Editorial de janvier-février-mars 2012

Chères amies, chers amis de la Morale Laïque,

Si les peuples précolombiens disposaient de remarquables astronomes, leurs astrologues ne valaient décidément pas un clou. Déjà que les Aztèques avaient confondu le retour de leur dieu Quetzalcóatl avec le débarquement de l’avide Cortès et de ses sbires évangélisateurs, ce qui leur fut fatal, il est maintenant avéré que les Mayas, du moins ceux qui prétendent les comprendre, n’auront pas été meilleurs pour prédire la date de la fin de l’humanité. Cet événement, tant redouté par certains, ne se produira pas, en effet, le vendredi 21 décembre 2012, ni même en 2220, car il s’est déjà produit en ce 13 octobre 2011, en Chine, dans la ville de Fashan, province du Guangdong, à 17h25. Comment ? Vous n’avez rien ressenti ? Vous n’avez pas suivi sur votre poste de télévision ces splendides héros, entraînés au maniement d’ogives thermonucléaires en tout genre, capables de dévier le plus volumineux des astéroïdes fous fonçant sur notre bonne vieille terre ? C’est que… Superman n’a pas eu le temps d’enfiler sa cape, ni Bruce Willis de ressentir ses premières ecchymoses, car cela n’a pas durée plus de 8 minutes. 8 terribles minutes.

A cette heure en effet, la petite Yeu Yeu, 2 ans environ, déambule dans la rue, devant la boutique familiale. Seule. Survient une camionnette, pas à vive allure, non, mais la chaussée est étroite. Pourquoi freiner ? Un choc, à peine. La petite tombe mais passe sous la roue avant du véhicule qui s’immobilise, un instant. Elle a déjà les jambes écrabouillées et ne bouge pas. Rapide calcul du chauffeur. Indemnités pour la famille d’un décédé : 2000 €, tout au plus ; indemnité à verser à un invalide : au moins 10 fois plus. On redémarre ! La roue arrière broie maintenant le bassin de la petite et la camionnette s’éloigne. Du sang se répand lentement sur la chaussée. Mais la fillette respire. Elle vit. Encore. Contemple-t-elle sans cri la scène qui l’entoure ? Pas moins de quinze personnes passeront à quelques centimètres de l’enfant pourtant au milieu de la chaussée. Qui à mobylette, qui à vélo, qui à pied ; telle mère promenant son fils par la main ; tous feront un écart et poursuivront leur route, jusqu’à ce camion qui ne dévie même pas de sa trajectoire pour éviter ce qu’il reste de la petite. Personne. Personne pour réagir.

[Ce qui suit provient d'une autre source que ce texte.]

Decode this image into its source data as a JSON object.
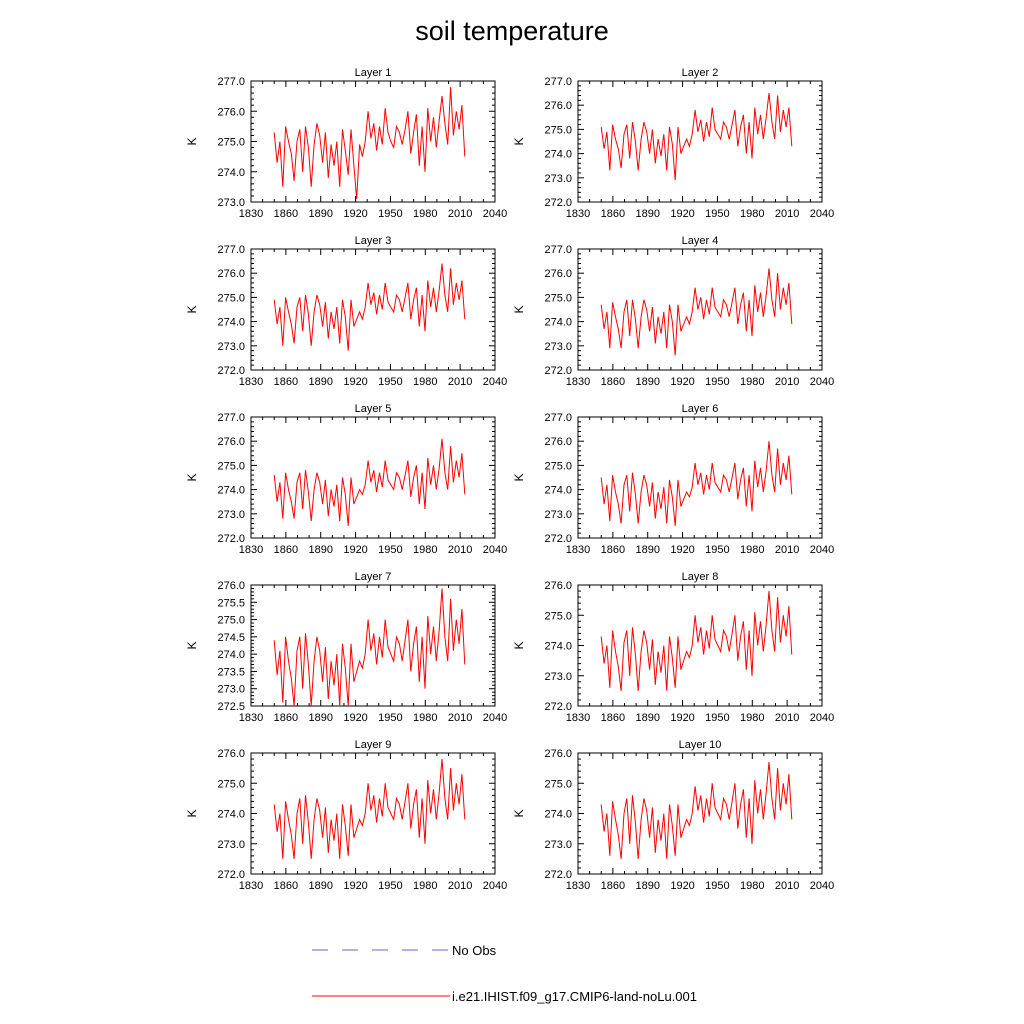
{
  "figure": {
    "title": "soil temperature",
    "legend": [
      {
        "label": "No Obs",
        "color": "#6666cc",
        "style": "dashed"
      },
      {
        "label": "i.e21.IHIST.f09_g17.CMIP6-land-noLu.001",
        "color": "#ff0000",
        "style": "solid"
      }
    ]
  },
  "chart_data": [
    {
      "type": "line",
      "title": "Layer 1",
      "ylabel": "K",
      "xlim": [
        1830,
        2040
      ],
      "ylim": [
        273.0,
        277.0
      ],
      "xticks": [
        "1830",
        "1860",
        "1890",
        "1920",
        "1950",
        "1980",
        "2010",
        "2040"
      ],
      "yticks": [
        "273.0",
        "274.0",
        "275.0",
        "276.0",
        "277.0"
      ],
      "series": [
        {
          "color": "#ff0000",
          "x_start": 1850,
          "x_end": 2014,
          "y": [
            275.3,
            274.3,
            275.0,
            273.5,
            275.5,
            275.0,
            274.6,
            273.7,
            275.0,
            275.4,
            274.0,
            275.5,
            274.8,
            273.5,
            274.9,
            275.6,
            275.2,
            274.3,
            275.3,
            273.8,
            274.9,
            274.2,
            275.0,
            273.5,
            275.4,
            274.7,
            273.9,
            275.4,
            274.2,
            273.1,
            274.9,
            274.5,
            275.0,
            276.0,
            275.1,
            275.6,
            274.7,
            275.5,
            274.9,
            276.1,
            275.3,
            275.0,
            274.8,
            275.5,
            275.3,
            274.9,
            275.4,
            276.0,
            274.6,
            275.3,
            275.9,
            274.2,
            275.5,
            274.0,
            276.1,
            275.0,
            275.8,
            274.8,
            275.7,
            276.5,
            275.6,
            274.9,
            276.8,
            275.2,
            276.0,
            275.4,
            276.2,
            274.5
          ]
        }
      ]
    },
    {
      "type": "line",
      "title": "Layer 2",
      "ylabel": "K",
      "xlim": [
        1830,
        2040
      ],
      "ylim": [
        272.0,
        277.0
      ],
      "xticks": [
        "1830",
        "1860",
        "1890",
        "1920",
        "1950",
        "1980",
        "2010",
        "2040"
      ],
      "yticks": [
        "272.0",
        "273.0",
        "274.0",
        "275.0",
        "276.0",
        "277.0"
      ],
      "series": [
        {
          "color": "#ff0000",
          "x_start": 1850,
          "x_end": 2014,
          "y": [
            275.1,
            274.2,
            274.9,
            273.3,
            275.2,
            274.6,
            274.2,
            273.4,
            274.8,
            275.2,
            273.8,
            275.3,
            274.5,
            273.3,
            274.6,
            275.3,
            274.9,
            274.0,
            275.0,
            273.6,
            274.6,
            273.9,
            274.8,
            273.3,
            275.1,
            274.4,
            272.9,
            275.1,
            274.0,
            274.3,
            274.6,
            274.3,
            274.8,
            275.8,
            274.9,
            275.4,
            274.5,
            275.3,
            274.7,
            275.9,
            275.0,
            274.8,
            274.6,
            275.3,
            275.1,
            274.6,
            275.2,
            275.8,
            274.3,
            275.1,
            275.6,
            274.0,
            275.3,
            273.8,
            275.9,
            274.8,
            275.6,
            274.6,
            275.5,
            276.5,
            275.3,
            274.6,
            276.4,
            274.9,
            275.8,
            275.1,
            275.9,
            274.3
          ]
        }
      ]
    },
    {
      "type": "line",
      "title": "Layer 3",
      "ylabel": "K",
      "xlim": [
        1830,
        2040
      ],
      "ylim": [
        272.0,
        277.0
      ],
      "xticks": [
        "1830",
        "1860",
        "1890",
        "1920",
        "1950",
        "1980",
        "2010",
        "2040"
      ],
      "yticks": [
        "272.0",
        "273.0",
        "274.0",
        "275.0",
        "276.0",
        "277.0"
      ],
      "series": [
        {
          "color": "#ff0000",
          "x_start": 1850,
          "x_end": 2014,
          "y": [
            274.9,
            273.9,
            274.6,
            273.0,
            275.0,
            274.4,
            273.9,
            273.1,
            274.6,
            275.0,
            273.6,
            275.1,
            274.3,
            273.0,
            274.4,
            275.1,
            274.7,
            273.8,
            274.8,
            273.3,
            274.4,
            273.7,
            274.6,
            273.1,
            274.9,
            274.2,
            272.8,
            274.9,
            273.8,
            274.1,
            274.4,
            274.1,
            274.6,
            275.6,
            274.7,
            275.2,
            274.3,
            275.1,
            274.5,
            275.6,
            274.8,
            274.6,
            274.4,
            275.1,
            274.9,
            274.4,
            275.0,
            275.6,
            274.1,
            274.9,
            275.4,
            273.8,
            275.1,
            273.6,
            275.7,
            274.6,
            275.4,
            274.4,
            275.3,
            276.4,
            275.1,
            274.4,
            276.2,
            274.7,
            275.6,
            274.9,
            275.7,
            274.1
          ]
        }
      ]
    },
    {
      "type": "line",
      "title": "Layer 4",
      "ylabel": "K",
      "xlim": [
        1830,
        2040
      ],
      "ylim": [
        272.0,
        277.0
      ],
      "xticks": [
        "1830",
        "1860",
        "1890",
        "1920",
        "1950",
        "1980",
        "2010",
        "2040"
      ],
      "yticks": [
        "272.0",
        "273.0",
        "274.0",
        "275.0",
        "276.0",
        "277.0"
      ],
      "series": [
        {
          "color": "#ff0000",
          "x_start": 1850,
          "x_end": 2014,
          "y": [
            274.7,
            273.7,
            274.4,
            272.9,
            274.8,
            274.2,
            273.7,
            272.9,
            274.4,
            274.9,
            273.4,
            274.9,
            274.1,
            272.9,
            274.2,
            274.9,
            274.5,
            273.6,
            274.6,
            273.1,
            274.2,
            273.5,
            274.4,
            272.9,
            274.7,
            274.0,
            272.6,
            274.7,
            273.6,
            273.9,
            274.2,
            273.9,
            274.4,
            275.4,
            274.5,
            275.0,
            274.1,
            274.9,
            274.3,
            275.4,
            274.6,
            274.4,
            274.2,
            274.9,
            274.7,
            274.2,
            274.8,
            275.4,
            273.9,
            274.7,
            275.2,
            273.6,
            274.9,
            273.4,
            275.5,
            274.4,
            275.2,
            274.2,
            275.1,
            276.2,
            274.9,
            274.2,
            276.0,
            274.5,
            275.4,
            274.7,
            275.6,
            273.9
          ]
        }
      ]
    },
    {
      "type": "line",
      "title": "Layer 5",
      "ylabel": "K",
      "xlim": [
        1830,
        2040
      ],
      "ylim": [
        272.0,
        277.0
      ],
      "xticks": [
        "1830",
        "1860",
        "1890",
        "1920",
        "1950",
        "1980",
        "2010",
        "2040"
      ],
      "yticks": [
        "272.0",
        "273.0",
        "274.0",
        "275.0",
        "276.0",
        "277.0"
      ],
      "series": [
        {
          "color": "#ff0000",
          "x_start": 1850,
          "x_end": 2014,
          "y": [
            274.6,
            273.5,
            274.3,
            272.8,
            274.7,
            274.0,
            273.5,
            272.8,
            274.3,
            274.7,
            273.2,
            274.8,
            273.9,
            272.7,
            274.0,
            274.7,
            274.3,
            273.4,
            274.4,
            272.9,
            274.0,
            273.3,
            274.2,
            272.7,
            274.5,
            273.8,
            272.5,
            274.5,
            273.4,
            273.7,
            274.0,
            273.8,
            274.2,
            275.2,
            274.3,
            274.8,
            273.9,
            274.7,
            274.1,
            275.2,
            274.4,
            274.2,
            274.0,
            274.7,
            274.5,
            274.0,
            274.6,
            275.2,
            273.7,
            274.5,
            275.0,
            273.4,
            274.7,
            273.2,
            275.3,
            274.2,
            275.0,
            274.0,
            274.9,
            276.1,
            274.7,
            274.0,
            275.8,
            274.3,
            275.2,
            274.5,
            275.5,
            273.8
          ]
        }
      ]
    },
    {
      "type": "line",
      "title": "Layer 6",
      "ylabel": "K",
      "xlim": [
        1830,
        2040
      ],
      "ylim": [
        272.0,
        277.0
      ],
      "xticks": [
        "1830",
        "1860",
        "1890",
        "1920",
        "1950",
        "1980",
        "2010",
        "2040"
      ],
      "yticks": [
        "272.0",
        "273.0",
        "274.0",
        "275.0",
        "276.0",
        "277.0"
      ],
      "series": [
        {
          "color": "#ff0000",
          "x_start": 1850,
          "x_end": 2014,
          "y": [
            274.5,
            273.4,
            274.2,
            272.7,
            274.6,
            273.9,
            273.4,
            272.6,
            274.2,
            274.6,
            273.1,
            274.7,
            273.8,
            272.6,
            273.9,
            274.6,
            274.2,
            273.3,
            274.3,
            272.8,
            273.9,
            273.2,
            274.1,
            272.6,
            274.4,
            273.7,
            272.5,
            274.4,
            273.3,
            273.6,
            273.9,
            273.7,
            274.1,
            275.1,
            274.2,
            274.7,
            273.8,
            274.6,
            274.0,
            275.1,
            274.3,
            274.1,
            273.9,
            274.6,
            274.4,
            273.9,
            274.5,
            275.1,
            273.6,
            274.4,
            274.9,
            273.3,
            274.6,
            273.1,
            275.2,
            274.1,
            274.9,
            273.9,
            274.8,
            276.0,
            274.6,
            273.9,
            275.7,
            274.2,
            275.1,
            274.4,
            275.4,
            273.8
          ]
        }
      ]
    },
    {
      "type": "line",
      "title": "Layer 7",
      "ylabel": "K",
      "xlim": [
        1830,
        2040
      ],
      "ylim": [
        272.5,
        276.0
      ],
      "xticks": [
        "1830",
        "1860",
        "1890",
        "1920",
        "1950",
        "1980",
        "2010",
        "2040"
      ],
      "yticks": [
        "272.5",
        "273.0",
        "273.5",
        "274.0",
        "274.5",
        "275.0",
        "275.5",
        "276.0"
      ],
      "series": [
        {
          "color": "#ff0000",
          "x_start": 1850,
          "x_end": 2014,
          "y": [
            274.4,
            273.4,
            274.1,
            272.6,
            274.5,
            273.8,
            273.3,
            272.5,
            274.1,
            274.5,
            273.0,
            274.6,
            273.7,
            272.5,
            273.8,
            274.5,
            274.1,
            273.2,
            274.2,
            272.7,
            273.8,
            273.1,
            274.0,
            272.5,
            274.3,
            273.6,
            272.5,
            274.3,
            273.2,
            273.5,
            273.8,
            273.6,
            274.0,
            275.0,
            274.1,
            274.6,
            273.7,
            274.5,
            273.9,
            275.0,
            274.2,
            274.0,
            273.8,
            274.5,
            274.3,
            273.8,
            274.4,
            275.0,
            273.5,
            274.3,
            274.8,
            273.2,
            274.5,
            273.0,
            275.1,
            274.0,
            274.8,
            273.8,
            274.7,
            275.9,
            274.5,
            273.8,
            275.6,
            274.1,
            275.0,
            274.3,
            275.3,
            273.7
          ]
        }
      ]
    },
    {
      "type": "line",
      "title": "Layer 8",
      "ylabel": "K",
      "xlim": [
        1830,
        2040
      ],
      "ylim": [
        272.0,
        276.0
      ],
      "xticks": [
        "1830",
        "1860",
        "1890",
        "1920",
        "1950",
        "1980",
        "2010",
        "2040"
      ],
      "yticks": [
        "272.0",
        "273.0",
        "274.0",
        "275.0",
        "276.0"
      ],
      "series": [
        {
          "color": "#ff0000",
          "x_start": 1850,
          "x_end": 2014,
          "y": [
            274.3,
            273.4,
            274.0,
            272.6,
            274.5,
            273.8,
            273.3,
            272.5,
            274.1,
            274.5,
            273.0,
            274.6,
            273.7,
            272.5,
            273.8,
            274.5,
            274.1,
            273.2,
            274.2,
            272.7,
            273.8,
            273.1,
            274.0,
            272.5,
            274.3,
            273.6,
            272.6,
            274.3,
            273.2,
            273.5,
            273.8,
            273.6,
            274.0,
            275.0,
            274.1,
            274.6,
            273.7,
            274.5,
            273.9,
            275.0,
            274.2,
            274.0,
            273.8,
            274.5,
            274.3,
            273.8,
            274.4,
            275.0,
            273.5,
            274.3,
            274.8,
            273.2,
            274.5,
            273.0,
            275.1,
            274.0,
            274.8,
            273.8,
            274.7,
            275.8,
            274.5,
            273.8,
            275.6,
            274.1,
            275.0,
            274.3,
            275.3,
            273.7
          ]
        }
      ]
    },
    {
      "type": "line",
      "title": "Layer 9",
      "ylabel": "K",
      "xlim": [
        1830,
        2040
      ],
      "ylim": [
        272.0,
        276.0
      ],
      "xticks": [
        "1830",
        "1860",
        "1890",
        "1920",
        "1950",
        "1980",
        "2010",
        "2040"
      ],
      "yticks": [
        "272.0",
        "273.0",
        "274.0",
        "275.0",
        "276.0"
      ],
      "series": [
        {
          "color": "#ff0000",
          "x_start": 1850,
          "x_end": 2014,
          "y": [
            274.3,
            273.4,
            274.0,
            272.5,
            274.4,
            273.8,
            273.3,
            272.5,
            274.0,
            274.5,
            273.0,
            274.6,
            273.7,
            272.5,
            273.8,
            274.5,
            274.1,
            273.2,
            274.2,
            272.7,
            273.8,
            273.1,
            274.0,
            272.5,
            274.3,
            273.6,
            272.6,
            274.3,
            273.2,
            273.5,
            273.8,
            273.6,
            274.0,
            275.0,
            274.1,
            274.6,
            273.7,
            274.5,
            273.9,
            275.0,
            274.2,
            274.0,
            273.8,
            274.5,
            274.3,
            273.8,
            274.4,
            275.0,
            273.5,
            274.3,
            274.8,
            273.2,
            274.5,
            273.0,
            275.1,
            274.0,
            274.8,
            273.8,
            274.7,
            275.8,
            274.5,
            273.8,
            275.5,
            274.1,
            275.0,
            274.3,
            275.3,
            273.8
          ]
        }
      ]
    },
    {
      "type": "line",
      "title": "Layer 10",
      "ylabel": "K",
      "xlim": [
        1830,
        2040
      ],
      "ylim": [
        272.0,
        276.0
      ],
      "xticks": [
        "1830",
        "1860",
        "1890",
        "1920",
        "1950",
        "1980",
        "2010",
        "2040"
      ],
      "yticks": [
        "272.0",
        "273.0",
        "274.0",
        "275.0",
        "276.0"
      ],
      "series": [
        {
          "color": "#ff0000",
          "x_start": 1850,
          "x_end": 2014,
          "y": [
            274.3,
            273.4,
            274.0,
            272.6,
            274.4,
            273.8,
            273.3,
            272.5,
            274.0,
            274.5,
            273.0,
            274.6,
            273.7,
            272.5,
            273.8,
            274.5,
            274.1,
            273.2,
            274.2,
            272.7,
            273.8,
            273.1,
            274.0,
            272.5,
            274.3,
            273.6,
            272.6,
            274.3,
            273.2,
            273.5,
            273.8,
            273.6,
            274.0,
            274.9,
            274.1,
            274.6,
            273.7,
            274.5,
            273.9,
            275.0,
            274.2,
            274.0,
            273.8,
            274.5,
            274.3,
            273.8,
            274.4,
            275.0,
            273.5,
            274.3,
            274.8,
            273.2,
            274.5,
            273.0,
            275.1,
            274.0,
            274.8,
            273.8,
            274.7,
            275.7,
            274.5,
            273.8,
            275.5,
            274.1,
            275.0,
            274.3,
            275.3,
            273.8
          ]
        }
      ]
    }
  ]
}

Personne pour s’approcher. Personne pour s’inquiéter, porter secours, malgré le sang qui continue à couler. Un hérisson écrasé ; une tourterelle à l’aile brisée ; un détritus, rien de plus. Humanité, où es-tu ? Confucius, que ne leur as-tu dit qu’il est un bien à conserver par-dessus tout ? Une éboueuse s’approche ; elle déplace ce tas de chairs hors de la voie. Les traces de sang ruineraient-elles son travail ? Non. Elle appelle, elle appelle à l’aide. La mère de l’enfant s’approche. Elle ramasse le misérable paquet et s’éloigne. Huit minutes. Huit minutes d’indifférence. Huit minutes de profonde honte. Huit minutes face à Toumaï, 7 millions d’années en arrière, qui n’avait pas conscience de la mort des siens.

Stéphane Hessel nous recommande de nous indigner. De nous indignez de tout ce qui nous entoure : des puissants, des gouvernements, des riches, des spéculateurs, des « systèmes » qui nous oppressent, voire nous oppriment. N’a-t-il pas oublié de nous recommander de nous indigner de nous ? De notre comportement ? De notre indifférence envers autrui ? A quoi peut bien servir le printemps arabe ou la survie de l’Euro, d’assainir les finances publiques ou scinder BHV, de défendre les plus nobles idéaux ou son épargne en bourse, si quelque part, dans le monde, un enfant, le 7 milliardième peut-être, agonise en pleine rue, dans l’indifférence générale, au milieu d’êtres qui se prétendent « humains » ? L’humanité est morte, ce 13 octobre 2011 entre 17h25 et 17h33, à Fashan, en Chine. Elle s’est évanouie avec le souffle d’une enfant.